When “Hillcrest 2” Meant Fayetteville

The telephone numbers are embedded in popular culture. Motown girl group The Marvelettes had a 1962 hit song with “Beechwood 4-5789.” The titles for movies Dial M for Murder and Butterfield 8 were also phone number references. During the early to mid-20th century, phone numbers utilized names in their prefixes.

In 1953, Southwestern Bell Telephone Co. placed an advertisement in the Northwest Arkansas Times announcing that the forthcoming phone directory for Fayetteville, which then had a population of about 17,000, would contain “new metropolitan numbers.” From now on, the seven-digit phone numbers in Fayetteville would begin with “Hillcrest 2.”

Fayetteville had arrived!

This exchange name, as the prefix was called, was actually “442.” Phones, by now, had letters of the alphabet placed by each number on the telephone dial, with both H and I situated by 4. (Three to four letters can be still be found on both landline and cellphones today, a holdover from this period of time.) Before the advent of cellphones, which can store phone numbers for future use, phone numbers had to be remembered. A prefix name, such as “Hillcrest,” made it, in theory, easier for people to remember the numbers while providing locals a clue to where the party was located.

It was all part of progress. Gone were the days of telephone operators (“number, please”). Now, people had the power to call their parties directly.

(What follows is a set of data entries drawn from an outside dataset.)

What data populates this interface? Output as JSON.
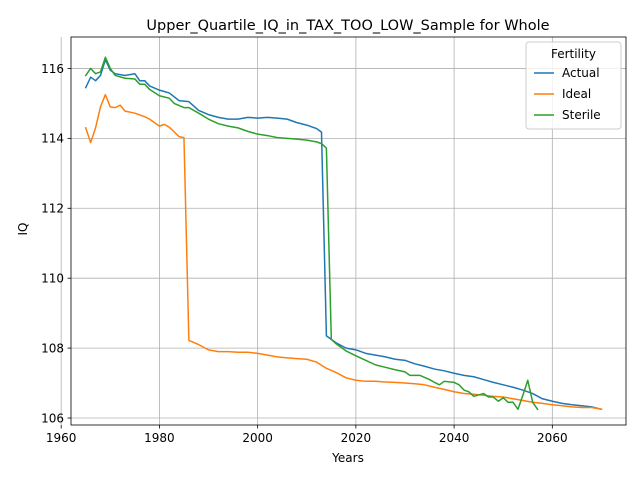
{
  "chart_data": {
    "type": "line",
    "title": "Upper_Quartile_IQ_in_TAX_TOO_LOW_Sample for Whole",
    "xlabel": "Years",
    "ylabel": "IQ",
    "xlim": [
      1962,
      2075
    ],
    "ylim": [
      105.8,
      116.9
    ],
    "xticks": [
      1960,
      1980,
      2000,
      2020,
      2040,
      2060
    ],
    "xtick_labels": [
      "1960",
      "1980",
      "2000",
      "2020",
      "2040",
      "2060"
    ],
    "yticks": [
      106,
      108,
      110,
      112,
      114,
      116
    ],
    "ytick_labels": [
      "106",
      "108",
      "110",
      "112",
      "114",
      "116"
    ],
    "grid": true,
    "legend": {
      "title": "Fertility",
      "placement": "top-right"
    },
    "series": [
      {
        "name": "Actual",
        "color": "#1f77b4",
        "points": [
          [
            1965,
            115.45
          ],
          [
            1966,
            115.75
          ],
          [
            1967,
            115.65
          ],
          [
            1968,
            115.8
          ],
          [
            1969,
            116.25
          ],
          [
            1970,
            115.95
          ],
          [
            1971,
            115.85
          ],
          [
            1973,
            115.8
          ],
          [
            1975,
            115.85
          ],
          [
            1976,
            115.65
          ],
          [
            1977,
            115.65
          ],
          [
            1978,
            115.5
          ],
          [
            1980,
            115.38
          ],
          [
            1982,
            115.3
          ],
          [
            1984,
            115.08
          ],
          [
            1986,
            115.05
          ],
          [
            1988,
            114.8
          ],
          [
            1990,
            114.68
          ],
          [
            1992,
            114.6
          ],
          [
            1994,
            114.55
          ],
          [
            1996,
            114.55
          ],
          [
            1998,
            114.6
          ],
          [
            2000,
            114.58
          ],
          [
            2002,
            114.6
          ],
          [
            2004,
            114.58
          ],
          [
            2006,
            114.55
          ],
          [
            2008,
            114.45
          ],
          [
            2010,
            114.38
          ],
          [
            2012,
            114.28
          ],
          [
            2013,
            114.18
          ],
          [
            2014,
            108.35
          ],
          [
            2016,
            108.15
          ],
          [
            2018,
            108.0
          ],
          [
            2020,
            107.95
          ],
          [
            2022,
            107.85
          ],
          [
            2024,
            107.8
          ],
          [
            2026,
            107.75
          ],
          [
            2028,
            107.68
          ],
          [
            2030,
            107.65
          ],
          [
            2032,
            107.55
          ],
          [
            2034,
            107.48
          ],
          [
            2036,
            107.4
          ],
          [
            2038,
            107.35
          ],
          [
            2040,
            107.28
          ],
          [
            2042,
            107.22
          ],
          [
            2044,
            107.18
          ],
          [
            2046,
            107.1
          ],
          [
            2048,
            107.02
          ],
          [
            2050,
            106.95
          ],
          [
            2052,
            106.88
          ],
          [
            2054,
            106.8
          ],
          [
            2056,
            106.7
          ],
          [
            2058,
            106.55
          ],
          [
            2060,
            106.48
          ],
          [
            2062,
            106.42
          ],
          [
            2064,
            106.38
          ],
          [
            2066,
            106.35
          ],
          [
            2068,
            106.32
          ],
          [
            2070,
            106.25
          ]
        ]
      },
      {
        "name": "Ideal",
        "color": "#ff7f0e",
        "points": [
          [
            1965,
            114.3
          ],
          [
            1966,
            113.88
          ],
          [
            1967,
            114.3
          ],
          [
            1968,
            114.9
          ],
          [
            1969,
            115.25
          ],
          [
            1970,
            114.9
          ],
          [
            1971,
            114.88
          ],
          [
            1972,
            114.95
          ],
          [
            1973,
            114.78
          ],
          [
            1975,
            114.72
          ],
          [
            1977,
            114.62
          ],
          [
            1978,
            114.55
          ],
          [
            1980,
            114.35
          ],
          [
            1981,
            114.4
          ],
          [
            1982,
            114.32
          ],
          [
            1984,
            114.05
          ],
          [
            1985,
            114.02
          ],
          [
            1986,
            108.22
          ],
          [
            1988,
            108.1
          ],
          [
            1990,
            107.95
          ],
          [
            1992,
            107.9
          ],
          [
            1994,
            107.9
          ],
          [
            1996,
            107.88
          ],
          [
            1998,
            107.88
          ],
          [
            2000,
            107.85
          ],
          [
            2002,
            107.8
          ],
          [
            2004,
            107.75
          ],
          [
            2006,
            107.72
          ],
          [
            2008,
            107.7
          ],
          [
            2010,
            107.68
          ],
          [
            2012,
            107.6
          ],
          [
            2014,
            107.42
          ],
          [
            2016,
            107.3
          ],
          [
            2018,
            107.15
          ],
          [
            2020,
            107.08
          ],
          [
            2022,
            107.05
          ],
          [
            2024,
            107.05
          ],
          [
            2026,
            107.03
          ],
          [
            2028,
            107.02
          ],
          [
            2030,
            107.0
          ],
          [
            2032,
            106.98
          ],
          [
            2034,
            106.95
          ],
          [
            2036,
            106.88
          ],
          [
            2038,
            106.82
          ],
          [
            2040,
            106.75
          ],
          [
            2042,
            106.7
          ],
          [
            2044,
            106.68
          ],
          [
            2046,
            106.65
          ],
          [
            2048,
            106.62
          ],
          [
            2050,
            106.6
          ],
          [
            2052,
            106.55
          ],
          [
            2054,
            106.5
          ],
          [
            2056,
            106.45
          ],
          [
            2058,
            106.42
          ],
          [
            2060,
            106.38
          ],
          [
            2062,
            106.35
          ],
          [
            2064,
            106.32
          ],
          [
            2066,
            106.3
          ],
          [
            2068,
            106.3
          ],
          [
            2070,
            106.25
          ]
        ]
      },
      {
        "name": "Sterile",
        "color": "#2ca02c",
        "points": [
          [
            1965,
            115.8
          ],
          [
            1966,
            116.0
          ],
          [
            1967,
            115.85
          ],
          [
            1968,
            115.9
          ],
          [
            1969,
            116.32
          ],
          [
            1970,
            116.0
          ],
          [
            1971,
            115.8
          ],
          [
            1973,
            115.72
          ],
          [
            1975,
            115.7
          ],
          [
            1976,
            115.55
          ],
          [
            1977,
            115.55
          ],
          [
            1978,
            115.4
          ],
          [
            1980,
            115.22
          ],
          [
            1982,
            115.15
          ],
          [
            1983,
            115.0
          ],
          [
            1985,
            114.88
          ],
          [
            1986,
            114.88
          ],
          [
            1988,
            114.72
          ],
          [
            1990,
            114.55
          ],
          [
            1992,
            114.42
          ],
          [
            1994,
            114.35
          ],
          [
            1996,
            114.3
          ],
          [
            1998,
            114.2
          ],
          [
            2000,
            114.12
          ],
          [
            2002,
            114.08
          ],
          [
            2004,
            114.02
          ],
          [
            2006,
            114.0
          ],
          [
            2008,
            113.98
          ],
          [
            2010,
            113.95
          ],
          [
            2012,
            113.9
          ],
          [
            2013,
            113.85
          ],
          [
            2014,
            113.72
          ],
          [
            2015,
            108.25
          ],
          [
            2016,
            108.12
          ],
          [
            2018,
            107.92
          ],
          [
            2020,
            107.78
          ],
          [
            2022,
            107.65
          ],
          [
            2024,
            107.52
          ],
          [
            2026,
            107.45
          ],
          [
            2028,
            107.38
          ],
          [
            2030,
            107.32
          ],
          [
            2031,
            107.22
          ],
          [
            2033,
            107.22
          ],
          [
            2035,
            107.1
          ],
          [
            2036,
            107.02
          ],
          [
            2037,
            106.95
          ],
          [
            2038,
            107.05
          ],
          [
            2040,
            107.02
          ],
          [
            2041,
            106.95
          ],
          [
            2042,
            106.8
          ],
          [
            2043,
            106.75
          ],
          [
            2044,
            106.62
          ],
          [
            2046,
            106.7
          ],
          [
            2047,
            106.6
          ],
          [
            2048,
            106.6
          ],
          [
            2049,
            106.48
          ],
          [
            2050,
            106.58
          ],
          [
            2051,
            106.45
          ],
          [
            2052,
            106.45
          ],
          [
            2053,
            106.25
          ],
          [
            2054,
            106.65
          ],
          [
            2055,
            107.08
          ],
          [
            2056,
            106.45
          ],
          [
            2057,
            106.25
          ]
        ]
      }
    ]
  }
}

Initially, the use of telephone prefix names was limited to making long-distance calls, to which a person making a call to Fayetteville would provide the operator with the prefix “Hillcrest 2.” Then, as Fayetteville grew, the “HI2” prefix was needed for local calls as well. Soon “Jackson 1,” or “521,” phone numbers were added to the Fayetteville directory.

Other towns followed suit. Springdale, for example, was assigned the PL prefix for “Pleasant 1” (or “751”), and the Hindsville area in Madison County used “Sterling 9” (or “789”).

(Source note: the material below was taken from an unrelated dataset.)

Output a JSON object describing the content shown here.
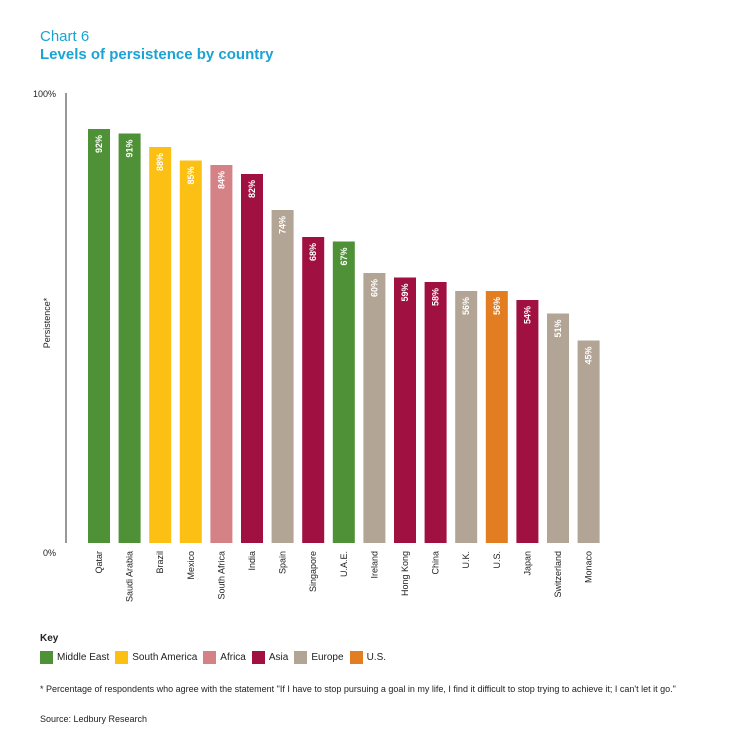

In 1961, Arkansas phone numbers kept getting longer with the addition of the 501 area code. (Three more area codes have since been added to The Natural State: 479, 870 and 327.) By the late 1960s, exchange names were replaced with what Southwestern Bell termed All Number Calling (ANC). That system continues today.

As for “Hillcrest 2,” essence of that prefix lives on today. Fayetteville’s Revenue Office, Moore’s Chapel Funeral Home and The National Cemetery are among those that have “442” phone numbers.